Kids READ Stems Summer Slide

Imagine growing from a kindergarten-level reader to the cusp of second-grade level in a matter of weeks. That’s the trajectory one young Venice boy is on thanks to Kids READ. And his is not an unusual success story for the intensive summer literacy program.

Child reading

Dominic was a reluctant reader when he started summer camp at the Boys & Girls Club in Venice last month. After just six weeks of lessons with Kids READ tutor Sarah Hill, he now reads “level 15” books (think late first-grade) cover to cover. “I’d love his kindergarten teacher from last year to see the progress he has made!” says Hill.

Dominic is one of eight Club members who meet Hill four days a week for 30 minutes of one-on-one tutoring during their camp day. Over seven weeks, each will receive about 14 hours of custom teaching from Hill, who is a Reading Recovery teacher at Taylor Ranch Elementary during the school year. With one week left, six of them have effectively advanced an entire grade-level in their reading!

Kids READ is an offshoot of Reading Recovery in Sarasota County Schools—and could be considered an unsung hero of that incredibly successful initiative. Reading Recovery helps first-graders who struggle the most with reading and writing quickly catch up to their classmates. It was piloted and expanded through philanthropy, and now every elementary school in the Sarasota County School District has at least one Reading Recovery specialist.

Kids READ was developed four years ago by Gulf Coast Community Foundation in partnership with the Keith D. Monda family and Charles & Margery Barancik Foundation to build on Reading Recovery’s success and fill a gap in the summer months. While not a formal component of Reading Recovery, Kids READ uses many of the same techniques—as well as several Reading Recovery teachers, who receive stipends through Gulf Coast—to meet two objectives: ensure that children don’t suffer from “summer slide,” and prepare them to read at grade level (or better) when they return to school in August.

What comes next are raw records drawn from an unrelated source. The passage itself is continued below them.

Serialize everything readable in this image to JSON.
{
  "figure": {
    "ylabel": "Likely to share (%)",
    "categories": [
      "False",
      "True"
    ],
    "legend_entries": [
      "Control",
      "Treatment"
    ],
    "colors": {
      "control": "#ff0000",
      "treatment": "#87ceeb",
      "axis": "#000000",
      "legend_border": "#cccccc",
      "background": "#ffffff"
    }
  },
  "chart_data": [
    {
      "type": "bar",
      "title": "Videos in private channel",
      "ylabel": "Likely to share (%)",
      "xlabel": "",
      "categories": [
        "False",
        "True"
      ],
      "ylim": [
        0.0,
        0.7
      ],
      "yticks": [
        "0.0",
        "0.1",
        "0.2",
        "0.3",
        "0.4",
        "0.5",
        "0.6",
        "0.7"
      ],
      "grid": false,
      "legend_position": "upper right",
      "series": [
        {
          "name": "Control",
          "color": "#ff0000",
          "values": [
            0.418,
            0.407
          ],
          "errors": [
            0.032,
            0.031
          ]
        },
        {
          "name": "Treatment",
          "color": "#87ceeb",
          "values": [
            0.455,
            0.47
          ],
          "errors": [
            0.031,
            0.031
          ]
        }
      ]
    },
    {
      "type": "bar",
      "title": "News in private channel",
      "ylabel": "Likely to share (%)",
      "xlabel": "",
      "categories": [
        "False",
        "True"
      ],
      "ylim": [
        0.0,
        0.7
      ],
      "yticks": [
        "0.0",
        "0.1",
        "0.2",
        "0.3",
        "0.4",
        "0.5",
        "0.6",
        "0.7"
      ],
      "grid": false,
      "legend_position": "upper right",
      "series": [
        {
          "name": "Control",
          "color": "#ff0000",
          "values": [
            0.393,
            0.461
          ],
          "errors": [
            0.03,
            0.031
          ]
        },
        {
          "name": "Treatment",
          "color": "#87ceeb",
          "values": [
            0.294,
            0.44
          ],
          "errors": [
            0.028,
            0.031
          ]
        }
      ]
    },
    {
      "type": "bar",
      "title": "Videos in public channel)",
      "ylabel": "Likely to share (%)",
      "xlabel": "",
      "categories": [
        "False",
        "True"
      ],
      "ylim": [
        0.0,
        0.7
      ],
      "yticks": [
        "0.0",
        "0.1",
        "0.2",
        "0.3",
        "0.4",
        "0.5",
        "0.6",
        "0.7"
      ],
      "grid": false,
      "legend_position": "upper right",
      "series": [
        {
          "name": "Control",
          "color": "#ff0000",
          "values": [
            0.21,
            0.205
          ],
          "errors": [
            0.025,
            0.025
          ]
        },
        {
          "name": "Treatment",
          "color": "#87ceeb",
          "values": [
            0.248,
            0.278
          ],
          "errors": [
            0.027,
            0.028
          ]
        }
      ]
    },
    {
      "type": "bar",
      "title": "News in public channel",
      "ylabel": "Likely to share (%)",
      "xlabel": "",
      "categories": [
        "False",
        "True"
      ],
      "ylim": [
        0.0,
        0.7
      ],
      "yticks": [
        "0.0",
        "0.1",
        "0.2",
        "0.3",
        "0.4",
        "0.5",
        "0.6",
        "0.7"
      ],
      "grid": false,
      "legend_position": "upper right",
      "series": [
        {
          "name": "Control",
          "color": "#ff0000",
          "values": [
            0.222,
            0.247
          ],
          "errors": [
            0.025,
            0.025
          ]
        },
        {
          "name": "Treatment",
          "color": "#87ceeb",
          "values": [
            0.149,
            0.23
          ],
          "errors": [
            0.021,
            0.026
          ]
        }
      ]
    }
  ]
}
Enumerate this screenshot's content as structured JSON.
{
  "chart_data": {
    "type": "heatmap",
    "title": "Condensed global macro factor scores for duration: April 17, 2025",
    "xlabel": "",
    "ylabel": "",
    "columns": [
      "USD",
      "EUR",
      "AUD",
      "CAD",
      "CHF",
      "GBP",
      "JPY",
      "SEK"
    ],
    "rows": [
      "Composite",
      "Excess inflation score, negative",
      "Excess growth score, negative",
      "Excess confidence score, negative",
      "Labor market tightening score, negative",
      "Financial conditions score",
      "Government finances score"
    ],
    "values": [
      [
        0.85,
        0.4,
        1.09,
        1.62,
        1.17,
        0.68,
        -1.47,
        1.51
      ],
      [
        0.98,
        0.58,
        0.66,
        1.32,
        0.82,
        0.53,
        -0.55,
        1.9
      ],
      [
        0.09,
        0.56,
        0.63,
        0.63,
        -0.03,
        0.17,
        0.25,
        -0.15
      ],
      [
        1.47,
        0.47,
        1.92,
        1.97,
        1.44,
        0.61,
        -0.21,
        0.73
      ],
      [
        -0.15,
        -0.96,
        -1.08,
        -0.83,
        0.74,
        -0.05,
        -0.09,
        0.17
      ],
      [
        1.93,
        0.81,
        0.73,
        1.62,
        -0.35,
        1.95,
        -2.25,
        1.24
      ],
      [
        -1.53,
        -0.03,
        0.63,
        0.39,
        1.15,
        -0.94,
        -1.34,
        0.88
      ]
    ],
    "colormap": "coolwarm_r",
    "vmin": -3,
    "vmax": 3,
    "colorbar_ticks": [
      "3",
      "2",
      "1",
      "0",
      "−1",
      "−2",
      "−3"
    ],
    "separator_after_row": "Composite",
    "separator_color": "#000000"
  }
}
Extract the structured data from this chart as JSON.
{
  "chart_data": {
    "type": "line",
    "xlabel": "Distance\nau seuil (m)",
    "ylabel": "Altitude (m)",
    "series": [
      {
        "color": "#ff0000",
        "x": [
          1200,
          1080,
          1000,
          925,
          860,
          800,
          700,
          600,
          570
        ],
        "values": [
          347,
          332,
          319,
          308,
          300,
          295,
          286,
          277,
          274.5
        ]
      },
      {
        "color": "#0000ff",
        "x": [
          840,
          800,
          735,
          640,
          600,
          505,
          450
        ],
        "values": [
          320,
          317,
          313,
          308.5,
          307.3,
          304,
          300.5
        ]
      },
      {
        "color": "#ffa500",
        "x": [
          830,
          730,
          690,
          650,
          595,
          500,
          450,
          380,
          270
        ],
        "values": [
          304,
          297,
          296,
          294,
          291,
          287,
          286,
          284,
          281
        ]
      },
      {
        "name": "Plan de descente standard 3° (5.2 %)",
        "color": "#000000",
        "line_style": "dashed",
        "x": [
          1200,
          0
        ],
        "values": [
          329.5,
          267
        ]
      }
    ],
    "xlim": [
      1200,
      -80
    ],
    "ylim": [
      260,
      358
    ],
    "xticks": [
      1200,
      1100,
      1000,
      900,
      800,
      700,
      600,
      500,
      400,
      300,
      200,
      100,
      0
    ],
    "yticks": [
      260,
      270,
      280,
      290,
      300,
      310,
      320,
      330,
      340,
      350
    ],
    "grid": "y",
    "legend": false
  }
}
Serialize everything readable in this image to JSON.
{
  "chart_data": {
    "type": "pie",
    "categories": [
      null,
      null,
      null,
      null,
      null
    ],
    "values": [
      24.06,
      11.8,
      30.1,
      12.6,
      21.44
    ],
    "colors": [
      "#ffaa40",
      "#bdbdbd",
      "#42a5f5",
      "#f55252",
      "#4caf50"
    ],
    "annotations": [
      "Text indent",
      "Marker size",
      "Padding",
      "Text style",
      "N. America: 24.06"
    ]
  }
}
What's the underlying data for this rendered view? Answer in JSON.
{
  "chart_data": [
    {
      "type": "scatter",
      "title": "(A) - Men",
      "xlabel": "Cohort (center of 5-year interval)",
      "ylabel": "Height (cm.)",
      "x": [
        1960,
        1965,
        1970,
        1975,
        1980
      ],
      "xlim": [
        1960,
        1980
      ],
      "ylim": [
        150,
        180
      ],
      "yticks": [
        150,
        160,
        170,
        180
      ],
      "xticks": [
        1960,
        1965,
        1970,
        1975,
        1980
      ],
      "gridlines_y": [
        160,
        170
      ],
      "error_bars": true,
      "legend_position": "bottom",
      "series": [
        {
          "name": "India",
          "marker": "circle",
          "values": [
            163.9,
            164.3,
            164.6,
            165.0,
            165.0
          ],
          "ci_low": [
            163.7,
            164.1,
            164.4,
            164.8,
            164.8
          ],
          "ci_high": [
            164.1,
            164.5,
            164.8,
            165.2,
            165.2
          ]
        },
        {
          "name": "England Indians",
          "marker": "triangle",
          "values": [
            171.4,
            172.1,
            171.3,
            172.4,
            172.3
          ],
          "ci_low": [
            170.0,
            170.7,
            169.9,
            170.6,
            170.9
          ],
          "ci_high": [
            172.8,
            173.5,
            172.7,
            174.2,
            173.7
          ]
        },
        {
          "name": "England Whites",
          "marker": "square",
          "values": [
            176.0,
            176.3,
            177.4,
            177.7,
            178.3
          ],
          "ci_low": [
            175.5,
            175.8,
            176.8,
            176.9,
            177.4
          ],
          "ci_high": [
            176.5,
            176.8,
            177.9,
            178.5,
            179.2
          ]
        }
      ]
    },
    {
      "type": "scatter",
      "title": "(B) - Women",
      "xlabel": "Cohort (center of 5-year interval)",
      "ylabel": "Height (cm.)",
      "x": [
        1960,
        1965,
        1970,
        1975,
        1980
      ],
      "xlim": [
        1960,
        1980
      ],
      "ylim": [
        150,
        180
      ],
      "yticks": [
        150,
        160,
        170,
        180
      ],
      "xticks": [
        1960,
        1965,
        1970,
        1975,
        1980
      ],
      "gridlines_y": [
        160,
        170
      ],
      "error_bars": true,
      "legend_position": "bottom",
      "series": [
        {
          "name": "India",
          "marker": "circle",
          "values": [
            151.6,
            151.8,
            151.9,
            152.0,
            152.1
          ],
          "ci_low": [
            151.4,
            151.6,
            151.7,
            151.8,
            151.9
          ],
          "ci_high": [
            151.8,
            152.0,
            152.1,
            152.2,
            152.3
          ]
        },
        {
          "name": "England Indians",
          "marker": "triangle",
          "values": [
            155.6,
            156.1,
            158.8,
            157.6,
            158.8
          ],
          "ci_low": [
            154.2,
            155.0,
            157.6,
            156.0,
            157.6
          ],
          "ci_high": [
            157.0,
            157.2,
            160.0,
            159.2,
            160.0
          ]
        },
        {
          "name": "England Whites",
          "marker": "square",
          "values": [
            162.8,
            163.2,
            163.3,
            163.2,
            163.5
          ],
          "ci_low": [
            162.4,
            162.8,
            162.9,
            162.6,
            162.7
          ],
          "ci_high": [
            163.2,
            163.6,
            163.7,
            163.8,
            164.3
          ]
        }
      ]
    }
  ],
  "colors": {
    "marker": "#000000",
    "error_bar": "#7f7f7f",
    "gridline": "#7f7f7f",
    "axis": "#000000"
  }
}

Kid READ also meets children where they are. While the similarly named Kids SWIM initiative offers vital water-safety lessons to second-grade classes during school hours, Kids READ puts tutors in the locations where kids spend their summer days.

Reading Focused, Data Driven

This summer, there are seven tutors with Reading Recovery expertise providing Kids READ lessons to at least 56 summer campers at six sites across the county—the Fruitville, Newtown, North Sarasota, North Port, and Venice Boys & Girls Clubs as well as the RL Taylor Community Center. School district data identifies the children who would benefit most from the program, says Laurel Hinds, a Reading Recovery-trained intervention specialist at Wilkinson Elementary who serves as the Kids READ Coordinator.

With regard to preventing summer learning loss, “we’ve had 98% - 100% success each year since the program started,” says Hinds. But Kids READ doesn’t only prevent loss; it typically promotes gains. As many as 15 students who were expected to participate in Reading Recovery when they enter first grade in the fall won’t need a spot because of their summer progress! “It just sets these kids up for success in the school year,” says Hinds. 

It does so in part by transforming the relationship children have with books. “It really instills in the kiddos the love of reading,” she says. “They see that we don’t just read in school. They take home books—they’re building their own libraries.”

Hill agrees. “Some of these kids never read a book outside of school,” she says,” and now they come running down the hall when it’s time for their lesson!”

A Community Partnership

Hinds stresses that the great partnership between Gulf Coast, the school district, and the partner sites makes the program so effective.

Each year, something new grows from the program, she adds. The first year it was parents’ grateful participation—they would ask for tips and try to encourage more reading at home. This year, she says, the tutors and camp staff have identified “back-up kids”—those who would have been next in line for the program—and can pull them in for help if a scheduled student is absent or off on a field trip, expanding the reach. “We are always working with kids the five full hours a day that we are here,” says Hinds. “This program has blossomed into some amazing things for our students.”

Over the course of the program’s seven weeks, Hinds’ tutors compile customized folders detailing each child’s accomplishments and needs. Before summer ends, she will crunch the numbers to determine individual and overall progress, then she will deliver the folders to the incoming students’ teachers for the start of the year. “It will give them the next steps,” says Hinds.

That continuity is what makes Kids READ so valuable in the eyes of Gulf Coast President|CEO Mark Pritchett. “Reading Recovery has been embedded in our school district, and year after year the data proves how successful it is,” says Pritchett. “With Kids READ, we are leveraging the investment we already make in our wonderful teachers, and that is paying off big time for our students.”